Face à l'air surpris de Sam, il justifia :

- Je vais en profiter pour faire un petit somme. J'ai du sommeil en retard.

Il n'en dit pas plus et Sam ne chercha pas à en savoir davantage. C'était inutile.

Ils furent rendus sur place dans le délai prévu, sans avoir échangé plus que quelques mots sur la direction et le temps de trajet. Dean avait-il vraiment passé son temps à dormir ? Ou à feindre le sommeil ? Sam s'était souvent posé la question. Ils n'avaient plus abordé le sujet depuis qu'il avait avoué à son ainé n'éprouver aucun regret pour ce qu'ils avaient fait ensemble, il ignorait donc ce que Dean pouvait bien en penser.

Il essaya toutefois de chasser ces pensées de son esprit : la voiture longeait la clôture défoncée en remontant un sentier boueux, et la ferme des Peterson était visible à environ cent mètres, au milieu d'un champ nu. Sam arrêta l'Impala à l'ombre d'un arbre rabougri, et Dean, braquant les yeux sur la bâtisse à la peinture écaillée et aux volets clos :

- C'est là-dedans que ça se passe, hein ?

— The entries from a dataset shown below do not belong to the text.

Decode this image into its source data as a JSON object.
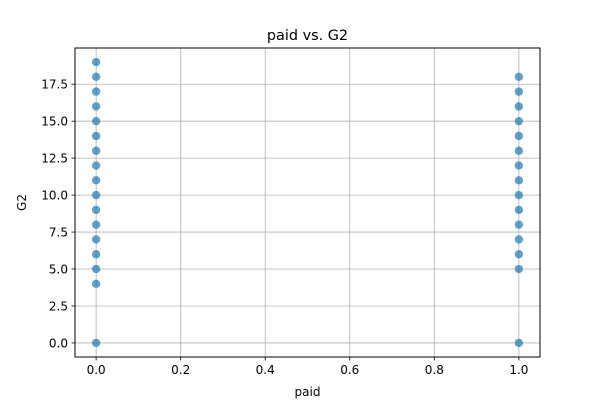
{
  "chart_data": {
    "type": "scatter",
    "title": "paid vs. G2",
    "xlabel": "paid",
    "ylabel": "G2",
    "xlim": [
      -0.05,
      1.05
    ],
    "ylim": [
      -0.95,
      19.95
    ],
    "xticks": [
      0.0,
      0.2,
      0.4,
      0.6,
      0.8,
      1.0
    ],
    "yticks": [
      0.0,
      2.5,
      5.0,
      7.5,
      10.0,
      12.5,
      15.0,
      17.5
    ],
    "xtick_labels": [
      "0.0",
      "0.2",
      "0.4",
      "0.6",
      "0.8",
      "1.0"
    ],
    "ytick_labels": [
      "0.0",
      "2.5",
      "5.0",
      "7.5",
      "10.0",
      "12.5",
      "15.0",
      "17.5"
    ],
    "grid": true,
    "marker_color": "#1f77b4",
    "series": [
      {
        "points": [
          [
            0,
            0
          ],
          [
            0,
            4
          ],
          [
            0,
            5
          ],
          [
            0,
            6
          ],
          [
            0,
            7
          ],
          [
            0,
            8
          ],
          [
            0,
            9
          ],
          [
            0,
            10
          ],
          [
            0,
            11
          ],
          [
            0,
            12
          ],
          [
            0,
            13
          ],
          [
            0,
            14
          ],
          [
            0,
            15
          ],
          [
            0,
            16
          ],
          [
            0,
            17
          ],
          [
            0,
            18
          ],
          [
            0,
            19
          ],
          [
            1,
            0
          ],
          [
            1,
            5
          ],
          [
            1,
            6
          ],
          [
            1,
            7
          ],
          [
            1,
            8
          ],
          [
            1,
            9
          ],
          [
            1,
            10
          ],
          [
            1,
            11
          ],
          [
            1,
            12
          ],
          [
            1,
            13
          ],
          [
            1,
            14
          ],
          [
            1,
            15
          ],
          [
            1,
            16
          ],
          [
            1,
            17
          ],
          [
            1,
            18
          ]
        ]
      }
    ]
  }
}
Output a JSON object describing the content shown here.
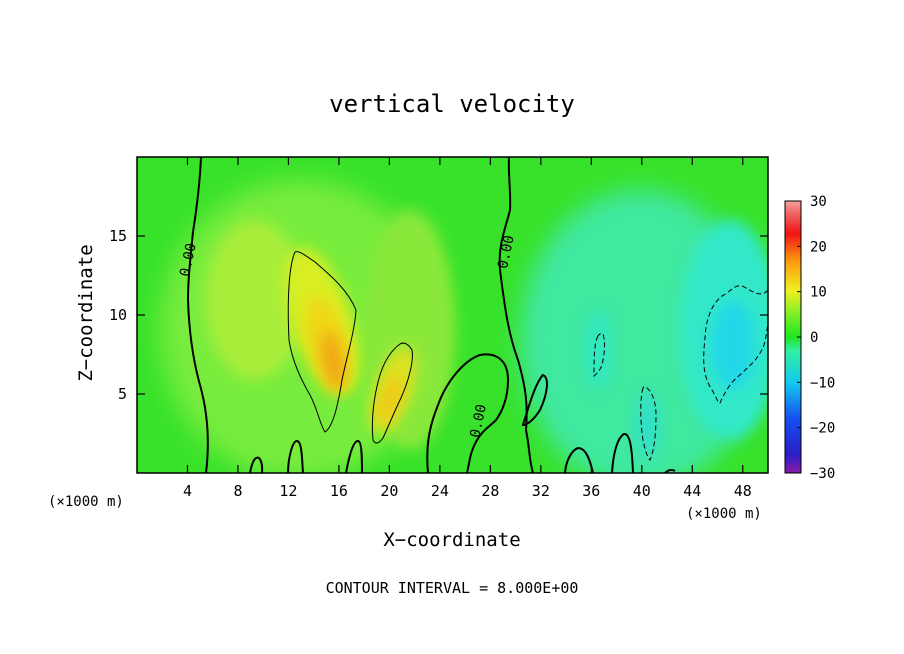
{
  "chart_data": {
    "type": "heatmap",
    "title": "vertical velocity",
    "xlabel": "X−coordinate",
    "ylabel": "Z−coordinate",
    "x_unit_left": "(×1000 m)",
    "x_unit_right": "(×1000 m)",
    "xlim": [
      0,
      50
    ],
    "ylim": [
      0,
      20
    ],
    "x_ticks": [
      4,
      8,
      12,
      16,
      20,
      24,
      28,
      32,
      36,
      40,
      44,
      48
    ],
    "y_ticks": [
      5,
      10,
      15
    ],
    "footer": "CONTOUR INTERVAL = 8.000E+00",
    "colorbar": {
      "min": -30,
      "max": 30,
      "ticks": [
        30,
        20,
        10,
        0,
        -10,
        -20,
        -30
      ],
      "tick_labels": [
        "30",
        "20",
        "10",
        "0",
        "−10",
        "−20",
        "−30"
      ]
    },
    "contour_labels": [
      {
        "text": "0.00",
        "x": 4.0,
        "z": 13.5
      },
      {
        "text": "0.00",
        "x": 29.2,
        "z": 14.0
      },
      {
        "text": "0.00",
        "x": 27.0,
        "z": 3.3
      }
    ],
    "features": [
      {
        "kind": "updraft",
        "x": 15.2,
        "z": 7.5,
        "peak": 16
      },
      {
        "kind": "updraft",
        "x": 20.2,
        "z": 5.0,
        "peak": 12
      },
      {
        "kind": "downdraft",
        "x": 46.5,
        "z": 8.0,
        "peak": -12
      },
      {
        "kind": "downdraft",
        "x": 37.0,
        "z": 7.5,
        "peak": -8
      },
      {
        "kind": "downdraft",
        "x": 40.5,
        "z": 3.5,
        "peak": -9
      }
    ],
    "grid": false,
    "legend": "none"
  }
}
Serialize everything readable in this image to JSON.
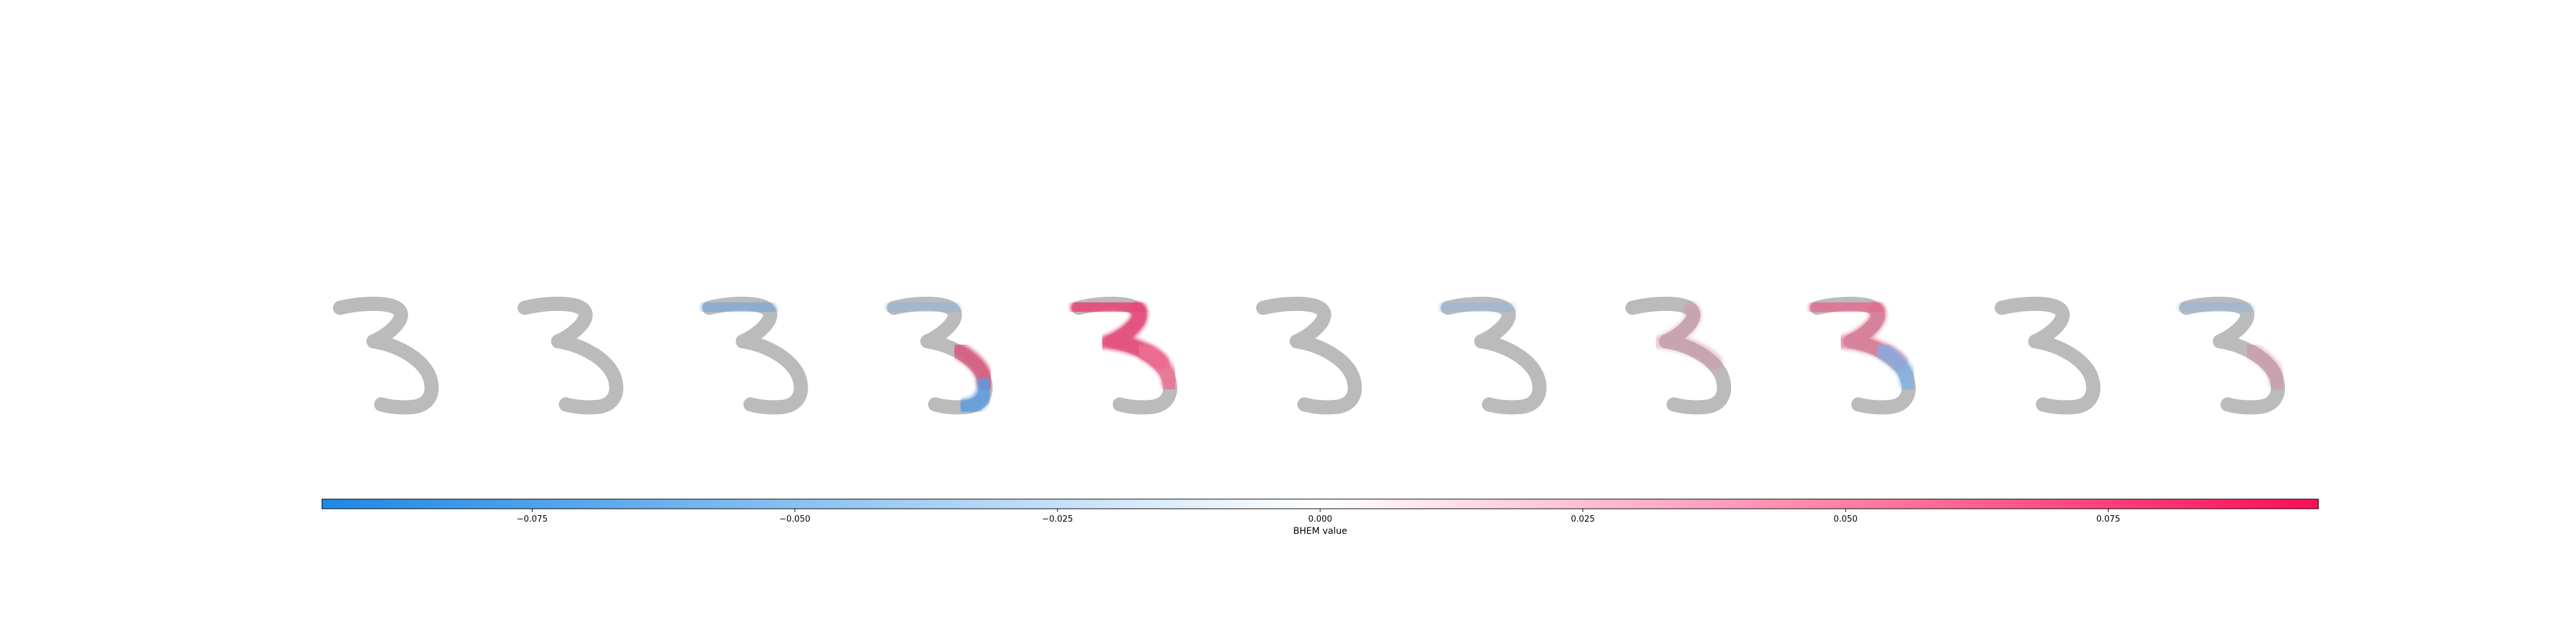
{
  "chart_data": {
    "type": "heatmap",
    "description_of_panels": "11 SHAP-style explanation images of handwritten digit 3; first is the original, the rest are per-class attributions",
    "panels": [
      {
        "overlay": "none"
      },
      {
        "overlay": "none"
      },
      {
        "overlay": "top-blue-faint"
      },
      {
        "overlay": "right-mixed"
      },
      {
        "overlay": "strong-red"
      },
      {
        "overlay": "none"
      },
      {
        "overlay": "faint-blue"
      },
      {
        "overlay": "faint-red"
      },
      {
        "overlay": "red-top-blue-right"
      },
      {
        "overlay": "none"
      },
      {
        "overlay": "faint-mixed"
      }
    ],
    "colorbar": {
      "label": "BHEM value",
      "min": -0.095,
      "max": 0.095,
      "ticks": [
        -0.075,
        -0.05,
        -0.025,
        0.0,
        0.025,
        0.05,
        0.075
      ],
      "tick_labels": [
        "−0.075",
        "−0.050",
        "−0.025",
        "0.000",
        "0.025",
        "0.050",
        "0.075"
      ],
      "color_negative": "#1e88e5",
      "color_zero": "#ffffff",
      "color_positive": "#ff0d57"
    },
    "digit_color": "#b4b4b4"
  }
}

Sa question, rhétorique, n'appelait aucune réponse. Ils étaient là pour le découvrir.

- Ça m'a l'air rudement bien calfeutré, jugea-t-il en plissant les yeux et en abaissant la vitre.

La bruine lui picota le visage et il jeta un coup d'œil blasé aux couches de nuages gris qui s'empilaient au-dessus de leurs têtes.

- D'ici ça a l'air aussi calme que dans un cimetière, poursuivit Dean.

- Oui, on jurerait qu'il n'y a personne, approuva Sam jumelles au poing. Pas de fumée qui sort de la cheminée, apparemment aucun mouvement ni de lumière... Ça a commencé depuis quand, exactement ?

- Vick pense que ça dure depuis à peu près un mois... Sa cousine bosse au bureau de poste et a remarqué que des colis étaient adressés ici tous les deux jours.

- Quand est-ce qu'elle a vu que c'était pas des envois normaux ?

- J'ai pas demandé, mais ils sont tous envoyés du même hosto, apparemment, et elle est sûre qu'ils sont remplis de poches de sang.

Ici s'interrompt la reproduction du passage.